Keytruda、膀胱がんと卵巣がんの適応拡大 カナダ・韓国・EUで承認
カナダ保健省、韓国、欧州の規制当局は膀胱がんにおけるKeytrudaの適応を拡大し、韓国ではプラチナ抵抗性卵巣がんにも承認した。また、カナダ保健省は皮下注射製剤のKeytrudaも承認した。
米国とカナダ以外ではMSDとして知られるMerck & Co.は、カナダと韓国で抗PD-1療法**Keytruda(ペムブロリズマブ)**の新たな規制承認を取得し、欧州医薬品庁(EMA)からも肯定的な勧告を得た。これにより、筋層浸潤性膀胱がんへの適応が拡大し、韓国では新たに卵巣がんの適応も追加された。
カナダ保健省は、シスプラチンを含む化学療法が不適格な特定の成人筋層浸潤性膀胱がん患者に対し、Keytrudaとエンホルツマブ ベドチンの併用を承認した。このレジメンは、術前補助療法として使用され、その後、根治的膀胱摘除術が行われ、術後は補助療法として継続される。エンホルツマブ ベドチンは抗体薬物複合体である。この承認は、Pfizer Inc.およびAstellas Pharma Inc.と共同で実施された第3相KEYNOTE-905試験(別名EV-303)のデータに基づいている。この試験では、併用療法で治療された患者において、根治的膀胱摘除術および骨盤リンパ節郭清単独と比較して、無イベント生存期間および全生存期間の統計学的に有意な改善が示され、病理学的完全奏効率にも統計学的に有意な差が認められた。Bladder Cancer Canadaの事務局長は、「筋層浸潤性膀胱がんは、患者とその家族に大きな影響を与える可能性があり、特にシスプラチンベースの化学療法の適応とならない患者にとってはなおさらです」と述べた。
韓国の食品医薬品安全処は、シスプラチンベースの化学療法が不適格な筋層浸潤性膀胱がん患者を対象に、根治的膀胱摘除術の周術期における術前補助療法および補助療法として、Keytrudaとエンホルツマブ ベドチンの併用を承認した。KEYNOTE-905試験では、併用療法により、対照群と比較して疾患進行またはその他の疾患関連事象のリスクが60%減少し(HR=0.40)、死亡リスクが50%減少し(HR=0.50)、病理学的完全奏効率が統計学的に有意に改善し、対照群に対して48.3パーセントポイントの差を示した。膀胱がんは主に高齢者、特に70歳以上に発症し、多くの患者は高齢または腎機能障害のために標準的なシスプラチンベースの化学療法を受けることができない。
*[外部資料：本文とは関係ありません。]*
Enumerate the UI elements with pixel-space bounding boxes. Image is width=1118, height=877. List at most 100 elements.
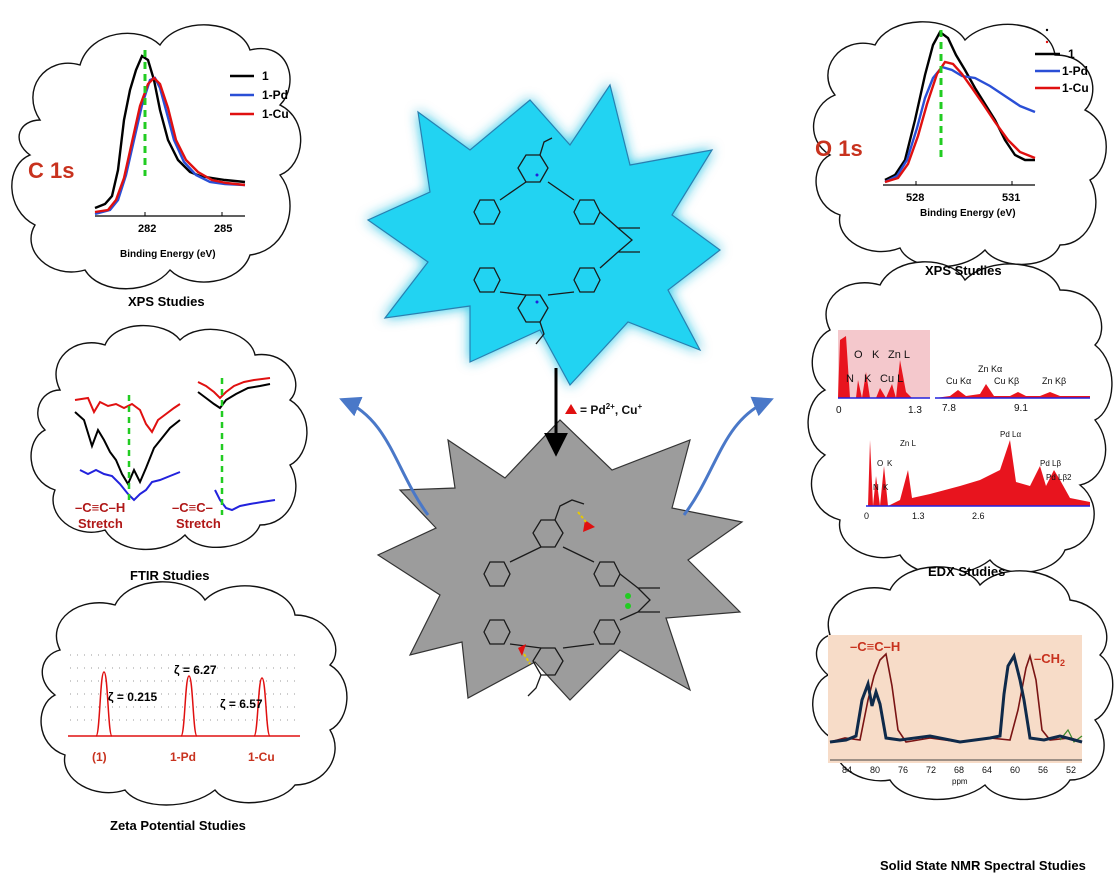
caption-edx: EDX Studies (928, 564, 1005, 579)
edx-peak-label: Zn L (900, 439, 917, 448)
edx-chart: O K Zn L N K Cu L 0 1.3 Zn Kα Cu Kα Cu K… (836, 330, 1090, 521)
o1s-legend-label: 1 (1068, 47, 1075, 61)
caption-zeta: Zeta Potential Studies (110, 818, 246, 833)
c1s-tick-label: 282 (138, 223, 156, 235)
o1s-tick-label: 528 (906, 192, 924, 204)
zeta-value: ζ = 6.27 (174, 663, 217, 677)
reagent-charge-2: + (637, 402, 642, 411)
nmr-tick-label: 64 (982, 765, 992, 775)
o1s-legend-dot (1045, 40, 1049, 44)
edx-tick-label: 7.8 (942, 403, 956, 414)
edx-peak-label: N (873, 483, 879, 492)
c1s-xlabel: Binding Energy (eV) (120, 249, 216, 260)
ftir-left-label: –C≡C–H (75, 500, 125, 515)
edx-peak-label: K (872, 349, 880, 361)
o1s-legend-label: 1-Pd (1062, 64, 1088, 78)
edx-peak-label: N (846, 373, 854, 385)
zeta-value: ζ = 6.57 (220, 697, 263, 711)
o1s-series-cu (884, 60, 1036, 184)
reagent-charge: 2+ (606, 402, 615, 411)
nmr-series-green (1059, 728, 1083, 743)
nmr-label-left: –C≡C–H (850, 639, 900, 654)
c1s-legend-label: 1 (262, 69, 269, 83)
nmr-chart: –C≡C–H –CH2 84 80 76 72 68 64 60 56 52 p… (828, 635, 1083, 786)
burst-bottom (376, 419, 744, 701)
edx-spectrum-top-right (935, 384, 1090, 398)
ftir-chart: –C≡C–H Stretch –C≡C– Stretch (74, 377, 276, 531)
nmr-ticks: 84 80 76 72 68 64 60 56 52 (842, 765, 1076, 775)
cloud-xps-c1s (11, 24, 302, 290)
edx-peak-label: Pd Lβ (1040, 459, 1061, 468)
zeta-peak-1 (95, 671, 113, 737)
reagent-text-2: , Cu (615, 403, 638, 417)
cloud-xps-o1s (813, 21, 1107, 268)
curved-arrow-right (682, 396, 774, 516)
edx-tick-label: 0 (864, 511, 869, 521)
zeta-peak-pd (180, 675, 198, 737)
edx-tick-label: 1.3 (912, 511, 925, 521)
zeta-chart: ζ = 6.27 ζ = 0.215 ζ = 6.57 (1) 1-Pd 1-C… (68, 654, 300, 764)
c1s-legend-label: 1-Pd (262, 88, 288, 102)
cloud-edx (807, 261, 1113, 576)
caption-ftir: FTIR Studies (130, 568, 209, 583)
edx-peak-label: Zn Kβ (1042, 376, 1066, 386)
ftir-right-black (197, 383, 271, 410)
ftir-right-red (197, 377, 271, 400)
nmr-tick-label: 84 (842, 765, 852, 775)
cloud-ftir (30, 324, 308, 551)
nmr-tick-label: 56 (1038, 765, 1048, 775)
c1s-tick-label: 285 (214, 223, 232, 235)
edx-peak-label: Cu L (880, 373, 903, 385)
edx-peak-label: Cu Kβ (994, 376, 1019, 386)
ftir-left-label: Stretch (78, 516, 123, 531)
edx-peak-label: K (883, 483, 889, 492)
edx-peak-label: Pd Lα (1000, 430, 1021, 439)
cloud-zeta (40, 581, 348, 806)
xps-c1s-chart: 1 1-Pd 1-Cu C 1s 282 285 Binding Energy … (28, 50, 289, 260)
nmr-tick-label: 80 (870, 765, 880, 775)
o1s-legend-dot (1045, 28, 1049, 32)
o1s-series-pd (884, 65, 1036, 184)
burst-top (366, 83, 722, 387)
edx-tick-label: 2.6 (972, 511, 985, 521)
xps-o1s-chart: 1 1-Pd 1-Cu O 1s 528 531 Binding Energy … (815, 28, 1089, 219)
curved-arrow-left (339, 396, 430, 516)
molecule-bottom-markers (518, 511, 631, 665)
ftir-left-red (74, 396, 181, 434)
zeta-peak-cu (253, 677, 271, 737)
zeta-category: 1-Pd (170, 750, 196, 764)
nmr-label-right: –CH2 (1034, 651, 1065, 668)
molecule-bottom (483, 499, 660, 697)
ftir-left-blue (79, 468, 181, 502)
nmr-tick-label: 68 (954, 765, 964, 775)
nmr-xlabel: ppm (952, 777, 968, 786)
c1s-legend-label: 1-Cu (262, 107, 289, 121)
reagent-label: = Pd2+, Cu+ (580, 402, 642, 417)
o1s-xlabel: Binding Energy (eV) (920, 208, 1016, 219)
c1s-label: C 1s (28, 158, 74, 183)
edx-peak-label: O (877, 459, 883, 468)
c1s-series-cu (94, 76, 246, 214)
edx-peak-label: O (854, 349, 863, 361)
edx-peak-label: Cu Kα (946, 376, 971, 386)
zeta-category: 1-Cu (248, 750, 275, 764)
ftir-left-black (74, 411, 181, 487)
nmr-tick-label: 76 (898, 765, 908, 775)
edx-peak-label: Zn Kα (978, 364, 1002, 374)
edx-peak-label: Pd Lβ2 (1046, 473, 1072, 482)
zeta-category: (1) (92, 750, 107, 764)
edx-tick-label: 1.3 (908, 405, 922, 416)
o1s-label: O 1s (815, 136, 863, 161)
nmr-label-right-sub: 2 (1060, 658, 1065, 668)
molecule-top (473, 137, 640, 345)
edx-tick-label: 9.1 (1014, 403, 1028, 414)
edx-spectrum-top-left (838, 336, 930, 398)
nmr-tick-label: 72 (926, 765, 936, 775)
edx-spectrum-bottom (868, 440, 1090, 506)
zeta-value: ζ = 0.215 (108, 690, 158, 704)
reagent-triangle-icon (565, 404, 577, 414)
caption-nmr: Solid State NMR Spectral Studies (880, 858, 1086, 873)
edx-peak-label: K (864, 373, 872, 385)
o1s-tick-label: 531 (1002, 192, 1020, 204)
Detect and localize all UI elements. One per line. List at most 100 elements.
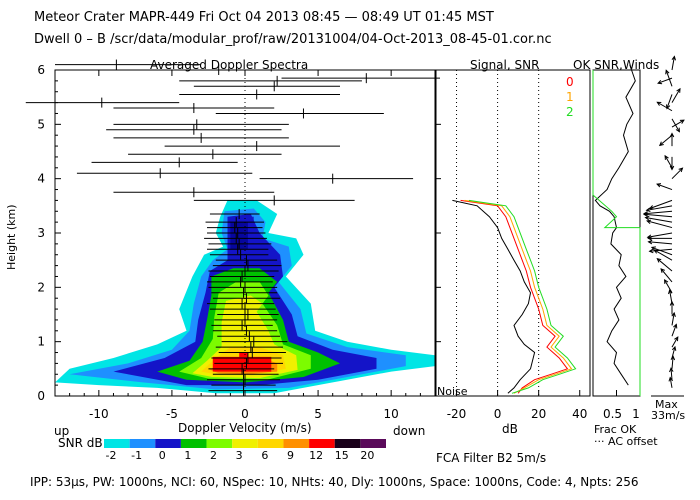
wind-barb-head	[656, 183, 662, 188]
colorbar-swatch	[232, 439, 258, 448]
wind-barb	[646, 220, 673, 229]
colorbar-tick-label: 12	[309, 449, 323, 462]
wind-barb-head	[668, 288, 673, 295]
x-tick-label: 10	[384, 407, 399, 421]
filter-label: FCA Filter B2 5m/s	[436, 451, 547, 465]
wind-barb	[646, 205, 673, 211]
signal-frame	[435, 69, 591, 397]
wind-barb	[656, 258, 673, 272]
wind-barb	[671, 346, 676, 359]
wind-barb-head	[647, 236, 653, 241]
noise-label: Noise	[437, 385, 468, 398]
wind-barb-head	[668, 376, 673, 382]
x-tick-label: -10	[89, 407, 109, 421]
colorbar-tick-label: 2	[210, 449, 217, 462]
colorbar-label: SNR dB	[58, 436, 103, 450]
series-signal-line	[452, 199, 536, 394]
wind-barb-head	[660, 268, 665, 273]
header-line-2: Dwell 0 – B /scr/data/modular_prof/raw/2…	[34, 32, 552, 47]
legend-2: 2	[566, 105, 574, 119]
wind-barb	[664, 279, 673, 294]
series-1-line	[464, 199, 573, 394]
signal-x-tick-label: 0	[494, 407, 502, 421]
wind-barb-head	[673, 323, 678, 329]
series-2-line	[468, 199, 577, 394]
db-axis-label: dB	[502, 422, 518, 436]
wind-barb	[648, 241, 673, 245]
wind-barb-head	[664, 154, 669, 160]
doppler-axis-label: Doppler Velocity (m/s)	[178, 421, 312, 435]
wind-barb	[656, 183, 673, 191]
wind-barb-head	[671, 311, 676, 317]
wind-barb	[671, 119, 685, 128]
wind-barb	[644, 210, 673, 215]
y-tick-label: 2	[37, 280, 45, 294]
x-tick-label: 5	[314, 407, 322, 421]
series-ok_snr-line	[592, 70, 641, 396]
ok-frame	[592, 69, 641, 397]
ok-snr-winds-title: OK SNR,Winds	[573, 58, 660, 72]
wind-barb-head	[669, 300, 675, 306]
wind-barb-head	[678, 167, 684, 173]
wind-barb-head	[656, 257, 662, 263]
wind-barb	[654, 249, 673, 261]
wind-barb	[644, 213, 673, 218]
wind-barb-head	[653, 249, 659, 254]
wind-barb-head	[669, 367, 674, 373]
wind-barb-head	[658, 141, 664, 147]
wind-barb	[645, 216, 673, 223]
wind-barb	[665, 70, 673, 87]
wind-max-label: Max	[655, 398, 678, 411]
series-0-line	[460, 199, 569, 394]
colorbar-swatch	[104, 439, 130, 448]
y-tick-label: 3	[37, 226, 45, 240]
colorbar-swatch	[257, 439, 284, 448]
series-frac_ok-line	[594, 64, 636, 386]
colorbar-swatch	[360, 439, 386, 448]
y-tick-label: 0	[37, 389, 45, 403]
ac-offset-label: ··· AC offset	[594, 435, 658, 448]
wind-barb	[671, 324, 677, 337]
colorbar-swatch	[180, 439, 207, 448]
wind-barb-head	[644, 215, 650, 221]
wind-barb-head	[675, 127, 680, 133]
header-line-1: Meteor Crater MAPR-449 Fri Oct 04 2013 0…	[34, 10, 494, 25]
wind-barb	[659, 134, 673, 146]
signal-title: Signal, SNR	[470, 58, 540, 72]
wind-barb	[669, 290, 673, 304]
snr-contour-8	[212, 352, 272, 372]
wind-barb	[671, 336, 679, 348]
wind-barb-head	[679, 119, 685, 124]
wind-barb	[671, 167, 683, 180]
x-tick-label: -5	[166, 407, 178, 421]
wind-barb	[660, 268, 673, 283]
x-tick-label: 0	[241, 407, 249, 421]
wind-barb	[649, 199, 673, 209]
label-down: down	[393, 424, 426, 438]
wind-barb-head	[666, 104, 671, 110]
colorbar-tick-label: 0	[159, 449, 166, 462]
y-tick-label: 1	[37, 335, 45, 349]
wind-barb	[666, 94, 673, 109]
colorbar-swatch	[309, 439, 335, 448]
colorbar-tick-label: 1	[184, 449, 191, 462]
wind-barb-head	[642, 212, 648, 217]
signal-x-tick-label: 40	[572, 407, 587, 421]
y-tick-label: 4	[37, 172, 45, 186]
y-tick-label: 5	[37, 117, 45, 131]
colorbar-tick-label: 6	[261, 449, 268, 462]
legend-1: 1	[566, 90, 574, 104]
y-tick-label: 6	[37, 63, 45, 77]
wind-barb	[669, 377, 673, 388]
wind-barb	[664, 155, 673, 169]
colorbar-tick-label: -2	[106, 449, 117, 462]
ok-x-tick-label: 0.5	[603, 407, 622, 421]
wind-barb-head	[645, 207, 651, 212]
colorbar-tick-label: 15	[335, 449, 349, 462]
colorbar-tick-label: 3	[236, 449, 243, 462]
wind-barb-head	[647, 239, 653, 245]
wind-barb-head	[664, 278, 669, 284]
wind-barb-head	[648, 248, 654, 254]
wind-barb-head	[671, 55, 676, 61]
wind-barb-head	[656, 101, 662, 106]
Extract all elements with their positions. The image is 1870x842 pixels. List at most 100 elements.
また、Keytrudaは韓国において、パクリタキセルとの併用(ベバシズマブの併用の有無を問わない)で、PD-L1陽性(CPS≧1)のプラチナ抵抗性上皮性卵巣がん、卵管がん、または原発性腹膜がんで、以前に全身療法を1~2ライン受けた患者に対しても承認を取得した。再発性疾患の患者643人を対象とした第3相KEYNOTE-B96試験では、Keytrudaベースの併用療法により、対照群と比較して疾患進行または死亡のリスクが28%減少し(HR=0.72)、全生存期間解析では死亡リスクが24%減少し(HR=0.76)、全生存期間の中央値は18.2か月を達成した。卵巣がんの再発率は約70%から80%である。今回の承認により、Keytrudaは韓国で18のがん種に対して37の承認適応を保有することになる。MSD Koreaのオンコロジー事業部の執行役員は、「今回の適応拡大は、治療選択肢が限られてきたプラチナ抵抗性卵巣がんや筋層浸潤性膀胱がんの患者さんに新たな希望をもたらすものであり、特に意義深い」と述べた。
別途、欧州医薬品庁(EMA)の医薬品委員会(CHMP)は、シスプラチンを含む化学療法が不適格な切除可能な筋層浸潤性膀胱がんの成人に対する周術期治療(手術前後の治療)として、MerckのKeytruda-Padcev併用療法の承認を推奨する肯定的な意見を採択した。この勧告は、生存率の改善が示された第3相KEYNOTE-905試験に基づいている。この併用療法は米国ですでに承認されている。この勧告は、欧州委員会によってEU、アイスランド、リヒテンシュタイン、ノルウェーにおける販売承認について審査され、最終決定は今年第3四半期に予定されている。
カナダ保健省はまた、ペムブロリズマブの皮下注射製剤であるKeytruda SCを承認した。これは現在の静脈内点滴に代わる選択肢を提供するものである。この決定は、主要試験3475A-D77の結果に基づいており、この試験では、特定の肺がん患者において化学療法と併用した場合、皮下注射製剤は静脈注射版と同様の薬物濃度と有効性を示した。Merckは、カナダでの展開は州および準州の償還決定に依存すると述べた。